Taibbi writes for Rolling Stone, where he once famously described Goldman Sachs as "a great vampire squid wrapped around the face of humanity, relentlessly jamming its blood funnel into anything that smells like money." Taibbi believes "time is rapidly approaching when the movement is going to have to offer concrete solutions to the problems posed by Wall Street."

Her are his top five suggestions:

1.  Break up the monopolies. There are 20 financial companies in America that are deemed "Too Big to Fail" aka "Systemically Dangerous Institutions."  They need to be dismantled.

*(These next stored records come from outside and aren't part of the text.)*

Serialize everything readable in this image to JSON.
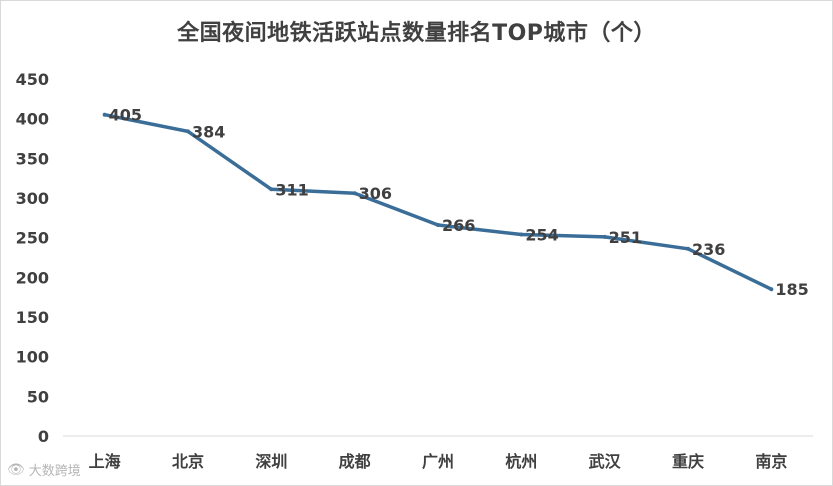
{
  "chart_data": {
    "type": "line",
    "title": "全国夜间地铁活跃站点数量排名TOP城市（个）",
    "categories": [
      "上海",
      "北京",
      "深圳",
      "成都",
      "广州",
      "杭州",
      "武汉",
      "重庆",
      "南京"
    ],
    "series": [
      {
        "values": [
          405,
          384,
          311,
          306,
          266,
          254,
          251,
          236,
          185
        ]
      }
    ],
    "ylim": [
      0,
      450
    ],
    "yticks": [
      0,
      50,
      100,
      150,
      200,
      250,
      300,
      350,
      400,
      450
    ],
    "grid": false,
    "line_color": "#3a6d97",
    "data_labels": true
  },
  "watermark": {
    "text": "大数跨境",
    "icon": "eye-logo-icon"
  }
}
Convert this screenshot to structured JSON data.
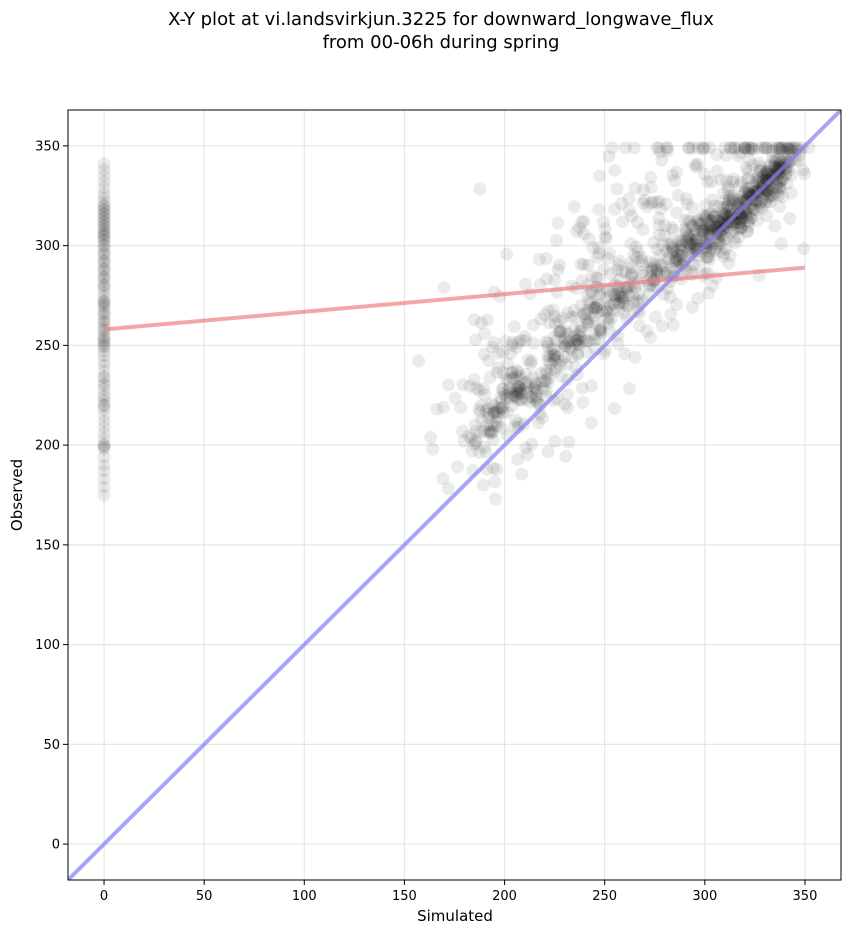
{
  "chart_data": {
    "type": "scatter",
    "title": "X-Y plot at vi.landsvirkjun.3225 for downward_longwave_flux",
    "subtitle": "from 00-06h during spring",
    "xlabel": "Simulated",
    "ylabel": "Observed",
    "xlim": [
      -18,
      368
    ],
    "ylim": [
      -18,
      368
    ],
    "x_ticks": [
      0,
      50,
      100,
      150,
      200,
      250,
      300,
      350
    ],
    "y_ticks": [
      0,
      50,
      100,
      150,
      200,
      250,
      300,
      350
    ],
    "x_tick_labels": [
      "0",
      "50",
      "100",
      "150",
      "200",
      "250",
      "300",
      "350"
    ],
    "y_tick_labels": [
      "0",
      "50",
      "100",
      "150",
      "200",
      "250",
      "300",
      "350"
    ],
    "grid": true,
    "point_color": "#000000",
    "point_alpha": 0.08,
    "zero_column": {
      "x": 0,
      "y_values": [
        175,
        179,
        183,
        187,
        190,
        194,
        198,
        200,
        203,
        206,
        209,
        212,
        215,
        218,
        220,
        222,
        225,
        228,
        231,
        234,
        237,
        240,
        242,
        245,
        247,
        249,
        251,
        253,
        255,
        257,
        259,
        261,
        263,
        265,
        267,
        269,
        271,
        272,
        274,
        276,
        278,
        280,
        282,
        284,
        286,
        288,
        290,
        292,
        294,
        296,
        298,
        300,
        302,
        303,
        305,
        306,
        308,
        310,
        312,
        314,
        316,
        318,
        320,
        322,
        324,
        326,
        329,
        332,
        335,
        338,
        341,
        270,
        272,
        300,
        304,
        306,
        308,
        250,
        252,
        254,
        258,
        262,
        266,
        280,
        284,
        288,
        292,
        296,
        310,
        312,
        314,
        316,
        318,
        320,
        224,
        220,
        200,
        199,
        230,
        234
      ]
    },
    "cloud": {
      "x_range": [
        147,
        352
      ],
      "y_range": [
        173,
        349
      ],
      "dense_ridge": [
        [
          185,
          200
        ],
        [
          200,
          218
        ],
        [
          215,
          232
        ],
        [
          230,
          248
        ],
        [
          245,
          262
        ],
        [
          260,
          275
        ],
        [
          275,
          288
        ],
        [
          290,
          298
        ],
        [
          300,
          308
        ],
        [
          315,
          318
        ],
        [
          330,
          332
        ],
        [
          345,
          345
        ]
      ]
    },
    "series": [
      {
        "name": "",
        "kind": "regression",
        "color": "#f08080",
        "x": [
          0,
          350
        ],
        "y": [
          258,
          289
        ]
      },
      {
        "name": "",
        "kind": "one-to-one",
        "color": "#8080f0",
        "x": [
          -18,
          368
        ],
        "y": [
          -18,
          368
        ]
      }
    ]
  }
}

2.  Pay for your own bailouts.  A tax of 0.1 percent on all trades of stocks and bonds and a 0.01 percent tax on all trades of derivatives would generate enough revenue to pay us back for the bailouts, and still have plenty left over to fight the deficits the banks claim to be so worried about.

3.  No public money for private lobbying.  A company that receives a public bailout should not be allowed to use the taxpayer's own money to lobby against him.

4.  Tax hedge-fund gamblers.  For starters, we need an immediate repeal of the indefensible carried-interest tax break, which allows hedge-fund titans to pay taxes of only 15 percent on their billions in gambling income.

5.  Change the way bankers get paid.  We need new laws preventing Wall Street executives from getting bonuses upfront for deals that might blow up in all of our faces later. It should be: You make a deal today, you get company stock you can redeem two or three years from now, which forces everyone to be invested in his own company's long-term health.